- Supreme Court of the United States

Argued December 4, 1996 Decided April 28, 1997
- Full case name: Timmons, Acting Director, Ramsey County Department of Property Records and Revenue, et al. v. Twin Cities Area New Party
- Docket no.: 95-1608
- Citations: 520 U.S. 351 (more) 117 S.Ct. 1364
- Argument: Oral argument
- Opinion announcement: Opinion announcement

Holding
- States may prohibit candidates from being listed on the ballot as the candidate of more than one party.

Court membership
- Chief Justice William Rehnquist Associate Justices John P. Stevens · Sandra Day O'Connor Antonin Scalia · Anthony Kennedy David Souter · Clarence Thomas Ruth Bader Ginsburg · Stephen Breyer

Case opinions
- Majority: Rehnquist, joined by O'Connor, Scalia, Kennedy, Thomas, and Breyer
- Dissent: Stevens, joined by Ginsburg; Souter (Parts I and II)
- Dissent: Souter

Laws applied
- U.S. Const. amends. I, XIV

= Timmons v. Twin Cities Area New Party =

Timmons v. Twin Cities Area New Party, , is a United States Supreme Court case holding that state governments may prohibit candidates from being listed on the ballot for more than one party. In deciding that candidates do not have a First Amendment freedom of association to represent multiple parties, this case limited the spread of electoral fusion in the United States.

== Background ==
Founded in 1992, the New Party sought to revive electoral fusion voting in the United States, in which parties with distinct platforms can nominate the same candidate to pool their voters. Without fusion voting, third-parties forced to nominate separate candidates risk a spoiler effect of drawing votes away from their preferred choice among the two major parties.
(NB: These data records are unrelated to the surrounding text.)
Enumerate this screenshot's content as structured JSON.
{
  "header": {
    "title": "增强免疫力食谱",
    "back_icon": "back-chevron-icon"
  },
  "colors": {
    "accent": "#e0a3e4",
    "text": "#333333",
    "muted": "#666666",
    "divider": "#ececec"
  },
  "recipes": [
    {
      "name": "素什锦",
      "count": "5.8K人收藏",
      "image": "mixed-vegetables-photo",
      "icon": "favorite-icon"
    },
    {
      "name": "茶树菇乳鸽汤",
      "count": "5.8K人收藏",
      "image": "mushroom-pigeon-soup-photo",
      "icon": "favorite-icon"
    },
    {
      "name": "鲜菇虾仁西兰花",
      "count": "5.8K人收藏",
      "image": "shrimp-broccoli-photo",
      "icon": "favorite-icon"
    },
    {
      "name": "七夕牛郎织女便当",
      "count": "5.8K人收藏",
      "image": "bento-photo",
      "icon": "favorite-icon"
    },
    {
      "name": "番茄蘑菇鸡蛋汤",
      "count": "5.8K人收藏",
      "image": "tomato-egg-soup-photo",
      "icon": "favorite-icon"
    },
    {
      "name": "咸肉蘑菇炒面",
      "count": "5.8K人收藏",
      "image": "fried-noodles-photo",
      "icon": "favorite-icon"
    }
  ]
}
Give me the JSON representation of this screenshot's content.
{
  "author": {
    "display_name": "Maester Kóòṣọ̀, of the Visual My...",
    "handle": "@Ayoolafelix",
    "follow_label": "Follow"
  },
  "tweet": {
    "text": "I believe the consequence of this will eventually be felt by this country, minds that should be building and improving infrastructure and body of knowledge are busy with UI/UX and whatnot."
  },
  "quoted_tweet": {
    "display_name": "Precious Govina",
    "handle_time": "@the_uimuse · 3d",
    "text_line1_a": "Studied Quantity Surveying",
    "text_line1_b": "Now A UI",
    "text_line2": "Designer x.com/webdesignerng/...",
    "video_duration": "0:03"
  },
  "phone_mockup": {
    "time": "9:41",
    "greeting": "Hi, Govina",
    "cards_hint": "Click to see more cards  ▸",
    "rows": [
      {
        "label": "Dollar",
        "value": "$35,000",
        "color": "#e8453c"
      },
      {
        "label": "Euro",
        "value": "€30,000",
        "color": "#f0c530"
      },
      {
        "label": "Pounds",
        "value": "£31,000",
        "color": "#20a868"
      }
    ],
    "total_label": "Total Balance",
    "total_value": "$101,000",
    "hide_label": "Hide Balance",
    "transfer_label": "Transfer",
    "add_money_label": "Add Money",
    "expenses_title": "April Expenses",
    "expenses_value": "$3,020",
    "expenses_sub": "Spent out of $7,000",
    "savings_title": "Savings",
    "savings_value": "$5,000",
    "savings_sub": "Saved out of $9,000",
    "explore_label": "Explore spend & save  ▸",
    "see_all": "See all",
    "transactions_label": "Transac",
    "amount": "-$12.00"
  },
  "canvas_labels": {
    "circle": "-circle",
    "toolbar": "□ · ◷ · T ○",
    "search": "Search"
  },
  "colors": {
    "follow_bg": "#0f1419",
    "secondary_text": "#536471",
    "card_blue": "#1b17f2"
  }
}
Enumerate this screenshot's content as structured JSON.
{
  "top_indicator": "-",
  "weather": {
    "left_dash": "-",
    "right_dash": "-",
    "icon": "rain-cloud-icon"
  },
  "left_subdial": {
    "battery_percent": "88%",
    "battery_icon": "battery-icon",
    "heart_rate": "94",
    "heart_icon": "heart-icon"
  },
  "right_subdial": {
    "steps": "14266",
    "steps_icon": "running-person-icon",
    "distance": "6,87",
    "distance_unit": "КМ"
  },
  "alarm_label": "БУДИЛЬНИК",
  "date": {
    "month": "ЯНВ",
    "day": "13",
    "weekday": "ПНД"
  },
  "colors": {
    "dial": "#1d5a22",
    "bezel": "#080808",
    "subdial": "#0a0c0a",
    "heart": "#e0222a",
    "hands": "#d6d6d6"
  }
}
When the Twin Cities Area New Party, a regional affiliate, tried nominating Andy Dawkins as their candidate for a Minnesota House of Representatives election in April 1994, they were told that because Dawkins was already nominated by the Minnesota Democratic–Farmer–Labor Party, state law prevented him from representing additional parties.

In 1994, the US District Court for the District of Minnesota sided with the state in a summary judgement that federal courts should not impede state authority over the election process. In 1996, the US Court of Appeals for the Eighth Circuit reversed that judgement, holding that despite the Seventh Circuit upholding a Wisconsin ban on fusion voting in 1991, this Minnesota law was an unconstitutional infringement on the New Party's First Amendment freedom of association.

== Supreme Court ==
Writing for the majority, Chief Justice William Rehnquist relied on the Supreme Court's 1992 upholding of Hawaii's ban on write-in candidates in Burdick v. Takushi to frame this Minnesota law as an acceptable state regulation of the electoral process. Citing Burdick, the majority opined that "ballots serve primarily to elect candidates, not as forums for political expression."

In response to Laurence Tribe's oral argument that Minnesota had explicitly passed its fusion voting ban to limit the emergence of third parties relying on popular slogans or candidates, rather than popular ideas, Rehnquist considered the law within the state's strong interest in stabilizing its elections.

=== Dissents ===
Associate Justices John Paul Stevens and David Souter wrote separate dissents, the former of which was fully joined by Ruth Bader Ginsburg and partially by Souter. Stevens' dissent argued that a third party's unburdened right to advocate for its preferred major party candidate was insufficient because the relevance of a political party depends on its electoral success. Further, Stevens believed that states concerned about voter confusion should instead raise the signature threshold for parties to appear on the ballot.

Souter's dissent argued that because Minnesota had not presented the preservation of the two-party system as its state interest in this law, the majority should not have considered Tribe's reference to the legislative record. However, Souter cited statistics on declining party affiliation during the 1990s to argue that states may have an interest in maintaining the two-party system for governmental stability.

== Legacy ==
The ruling led to the collapse of the New Party with its founders moving onto the Working Families Party, which focuses on pushing progressive policies in New York, one of the few states that allows fusion voting. The only remaining regional affiliate of the New Party is the Progressive Dane, which operates in Dane County, Wisconsin.

In 2025, the New Jersey Superior Court, Appellate Division ruled in In re Malinowski that just as Tom Malinowski did not have a federal First Amendment right to represent both the Democratic and Moderate parties in the 2022 US House of Representatives election for New Jersey's 7th congressional district, he was not entitled to represent both parties under the Constitution of New Jersey. Besides noting that the 1947 convention for the current New Jersey state constitution rejected a provision allowing fusion voting, the Superior Court noted that Indiana, Montana, North Dakota, Ohio, Pennsylvania, Washington, and Wisconsin courts have all treated anti-fusion laws as consistent with their state constitutions in cases between 1896 and 2019.